One day I drove back to this town to revisit the memory. The roads are paved now but not much else has changed. The store, now painted bright red with a new For Sale sign in the window, is empty. All of the stores fronting the railroad track are empty except for one barber shop. Nature is reclaiming the old road fronting the stores as weeds and saplings grow through cracks. The railroad track is still in use but the train no longer stops there. Disoriented a bit, I pull over and stop. Getting out of my car I’m taken by the silence. It’s the middle of the day, middle of the week, and the place is like a ghost town. I notice an antique fire truck parked in a weedy field next to the railroad track. It is beautiful, but obviously has been there a long time. As I take photographs of it one of the fireman comes out to talk to me. “It’s a beauty, isn’t it?” he says of the antique fire truck. “Yes, she is,” I remark. “Wanna buy ‘er?” Um, no. I’ve no need for an antique fire truck but thank you anyway. We share stories of the town, our memories similar, and I take my leave.
The photo, above, is just my playing around with the antique fire truck photograph in Photoshop. That’s all. I’m just playing and reminiscing. Do you have a childhood memory that colorful, that vivid, that you can see the golden colors and smell the dust?

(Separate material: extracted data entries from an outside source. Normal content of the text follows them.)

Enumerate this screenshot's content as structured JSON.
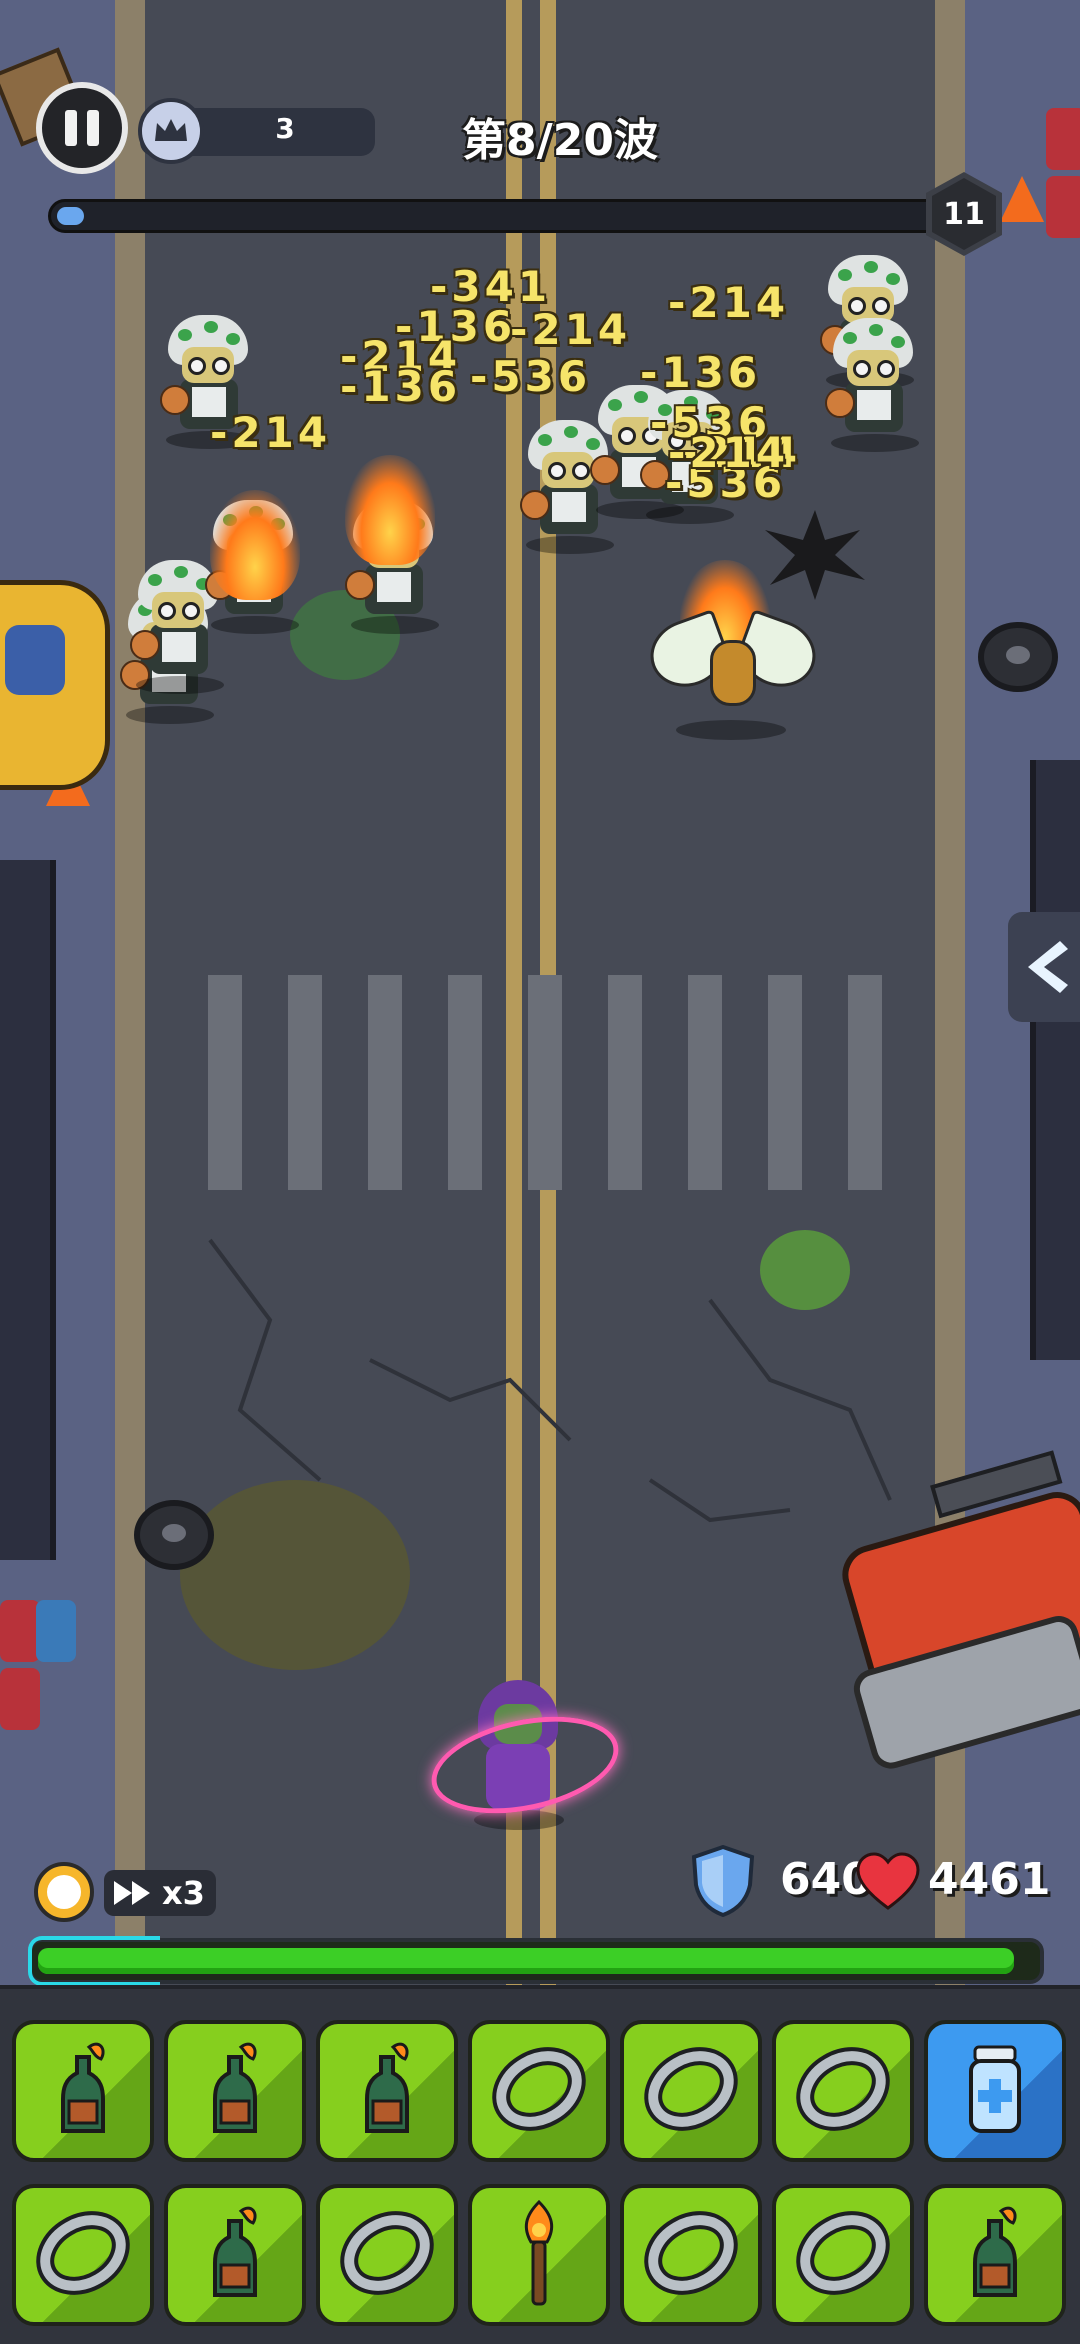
{
  "hud": {
    "crown_count": "3",
    "wave_label": "第8/20波",
    "wave_progress": 0.03,
    "level_badge": "11"
  },
  "combat": {
    "damage_numbers": [
      "-341",
      "-136",
      "-214",
      "-136",
      "-214",
      "-214",
      "-136",
      "-536",
      "-214",
      "-536",
      "-214",
      "-214",
      "-536"
    ]
  },
  "status": {
    "speed_label": "x3",
    "shield_value": "640",
    "hp_value": "4461",
    "hp_fraction": 0.98
  },
  "inventory": {
    "slots": [
      {
        "icon": "molotov-icon",
        "color": "#86cf1e"
      },
      {
        "icon": "molotov-icon",
        "color": "#86cf1e"
      },
      {
        "icon": "molotov-icon",
        "color": "#86cf1e"
      },
      {
        "icon": "ring-icon",
        "color": "#86cf1e"
      },
      {
        "icon": "ring-icon",
        "color": "#86cf1e"
      },
      {
        "icon": "ring-icon",
        "color": "#86cf1e"
      },
      {
        "icon": "medkit-icon",
        "color": "#3d9af0"
      },
      {
        "icon": "ring-icon",
        "color": "#86cf1e"
      },
      {
        "icon": "molotov-icon",
        "color": "#86cf1e"
      },
      {
        "icon": "ring-icon",
        "color": "#86cf1e"
      },
      {
        "icon": "torch-icon",
        "color": "#86cf1e"
      },
      {
        "icon": "ring-icon",
        "color": "#86cf1e"
      },
      {
        "icon": "ring-icon",
        "color": "#86cf1e"
      },
      {
        "icon": "molotov-icon",
        "color": "#86cf1e"
      }
    ]
  }
}
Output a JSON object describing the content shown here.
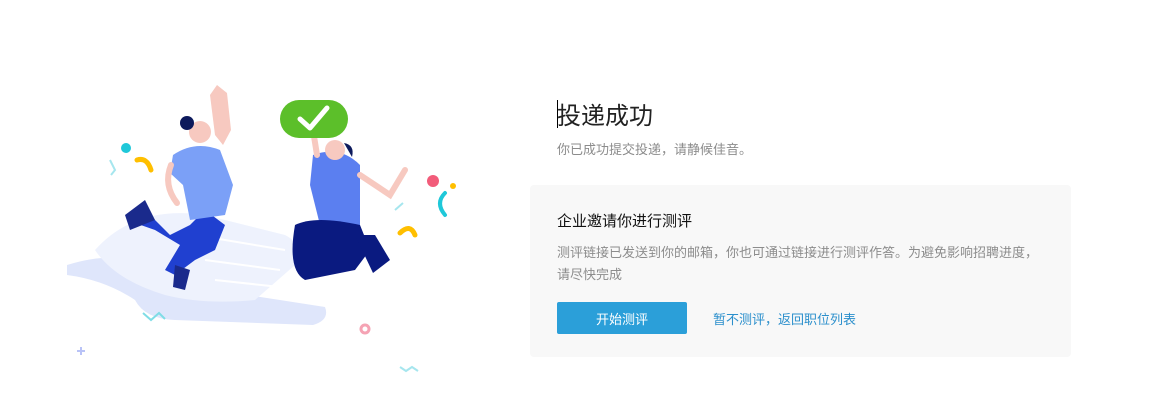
{
  "result": {
    "title": "投递成功",
    "subtitle": "你已成功提交投递，请静候佳音。"
  },
  "assessment": {
    "title": "企业邀请你进行测评",
    "description": "测评链接已发送到你的邮箱，你也可通过链接进行测评作答。为避免影响招聘进度，请尽快完成",
    "start_button": "开始测评",
    "skip_link": "暂不测评，返回职位列表"
  },
  "colors": {
    "primary": "#2b9fd9",
    "link": "#2b8fcc",
    "check_badge": "#5cbf2a",
    "figure_blue": "#6b8cf5",
    "figure_navy": "#1a2a8c",
    "paper": "#dfe6fb"
  },
  "icons": {
    "illustration": "celebration-illustration",
    "check": "check-badge-icon"
  }
}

The morning was frigid. Easily in the teens. The waters were cold, but not that cold, and covered with a thick fog. The sun rose, the winds began and the mists began swirling and rising into the air. I shot and shot until my fingers were the color of bright red lobsters. These mists are one of my favorite memories. Black and white makes this look kinda surreal.
Hurricane Rita Sunrise
Bright orange glowed beneath my closed eyes like those of a jack o’ lantern at Halloween. The sky was glowing well before the sun rose from the hillside. I grabbed the camera and hustled to the dock below. Standing above water glowing like molten lava I shot waves of tangerine, orange and gold both above and below, in the lake. The show lasted about 5 minutes before the clouds ran together, blocking the sunrise. Eventually, these outer bands of Hurricane Rita turned Wheeler Lake into the Red Sea as torrential rains drained the south’s red clay into the river. Winds here in North Alabama reached 80 mph. I could not imagine being any closer to the eye of such a beast. It was an experience like no other.
This is my first WordPress Blog post for The Giraffe Head Tree. My WordPress blog will comprise of nature photography, conservation and preservation photography. Today, I begin to learn this new format in preparation for a new project I’ll be participating in down the road. That news will come later. But today……..I’m playing.